SALERNO- La sottile linea che separa nell’arte il territorio reale da quello dell’immaginario è da secoli un tema molto sentito e sviscerato nell’arte visiva. Spazi, luoghi, idee, oggetti, edifici generano immagini e raccontano i flussi della memoria e del tempo con la sensibilità degli artisti contemporanei.
Ogni paesaggio, reale o immaginario, frutto della rielaborazione poetica di un artista, rivela una scintilla vitale, un percorso personale.
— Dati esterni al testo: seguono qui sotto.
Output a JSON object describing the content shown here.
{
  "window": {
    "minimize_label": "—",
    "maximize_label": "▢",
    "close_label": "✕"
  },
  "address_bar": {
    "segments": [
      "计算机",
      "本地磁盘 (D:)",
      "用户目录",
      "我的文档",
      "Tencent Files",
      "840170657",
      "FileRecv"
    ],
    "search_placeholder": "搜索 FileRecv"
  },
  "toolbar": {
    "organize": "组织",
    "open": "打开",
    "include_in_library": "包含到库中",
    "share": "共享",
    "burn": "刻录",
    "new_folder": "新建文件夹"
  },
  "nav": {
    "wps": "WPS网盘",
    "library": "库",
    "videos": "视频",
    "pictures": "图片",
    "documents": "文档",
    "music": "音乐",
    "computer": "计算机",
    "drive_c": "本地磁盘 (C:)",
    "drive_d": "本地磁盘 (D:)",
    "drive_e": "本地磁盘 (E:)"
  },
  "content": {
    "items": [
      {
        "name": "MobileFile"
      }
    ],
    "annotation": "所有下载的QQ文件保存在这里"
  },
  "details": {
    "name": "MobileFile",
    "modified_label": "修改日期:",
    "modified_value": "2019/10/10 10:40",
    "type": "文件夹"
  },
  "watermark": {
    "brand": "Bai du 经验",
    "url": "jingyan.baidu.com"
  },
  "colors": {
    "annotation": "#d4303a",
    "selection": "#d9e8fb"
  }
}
Racconta un’esperienza di vita che cela una carica espressiva portatrice di un’energia proveniente da un recente passato che ci proietta nelle visioni del futuro.
Il paesaggio e la sua evoluzione fisica e concettuale diventano un punto di partenza per analizzare e confrontare alcuni aspetti presenti nell’arte, quali la tensione spirituale e la ricerca del senso dell’uomo, con altri estremamente attuali come l’accresciuta attenzione verso l’ambiente, la globalizzazione, l’interconnessione, la rivoluzione digitale, la perdita di fiducia in un miglioramento continuo e il senso di paura e angoscia verso il futuro che la nostra generazione sta vivendo.
“Declinazione del paesaggio” è il tema scelto da Lelio Schiavone e Antonio Adiletta per la tradizionale collettiva di Natale, una categoria dinamica, plurivoca e transculturale, che sappiamo gareggiare con un’altra, quella mentale, di radice rappresentativa, legata alla vista, al panorama, alla visione, alla scena, allo spettacolo, all’inquadramento dell’oggetto naturale, al racconto. Un serrato ma agile confronto tra vecchie e nuove generazioni di pittori ognuno con una caratteristica e particolare rappresentazione del paesaggio italiano che a volte, anzi spesso, è anche un paesaggio interiore. Da una interpretazione paesaggistica di stampo novecentesco e naturalistico di Mario Carotenuto e Virginio Quarta, ad una versione contemporanea e più astratta di Paolo Bini, passando per le vedute dal segno intimo di Eliana Petrizzi e Amedeo Ternullo e le scenografie urbane di Giovanni Tesauro. A completare la disamina di declinazioni panoramiche il contributo di maestri del ‘900 come Carlo Quaglia, Nazzareno Cugurra, Graziana Pentich, Sergio Scatizzi, Enrico Paulucci, Renato Borsato che con il proprio tratto distintivo hanno contribuito a dare forma al proprio personale paesaggio.
La rappresentazione del paesaggio nel disegno e nell’opera pittorica, ripropone specularmente il risultato delle attività umane e della potenza della natura, in un complesso percorso che va dalla Grecia classica fino alla rivoluzione contemporanea e riguardante la resa della più profonda verità della natura attraverso “lo sguardo della mente”. E’ questa una delle tesi più acute della contemplazione del paesaggio, moto dei sensi e della mente dal quale comunque parte l’opera stessa dell’uomo. All’origine di questo sguardo mentale per la rappresentazione, che è in anticipo sull’arte dell’imitazione e della raffigurazione, quasi un sensus communis dello sguardo sulla realtà circostante l’ abbraccio tra il fare dell’uomo e lo spazio intorno a lui, la fusione tra soggetto e oggetto, che si fa strumento principale per cogliere e trasmettere il mistero, l’inesplicabile, l’invisibile. L’ uomo stesso viene rappresentato nell’arte del paesaggio, latore di un sentire necessario, che traduce in un riconoscimento delle forme e ancora in una loro evocazione, fino ad elaborarlo in viva partecipazione e annullamento catartico.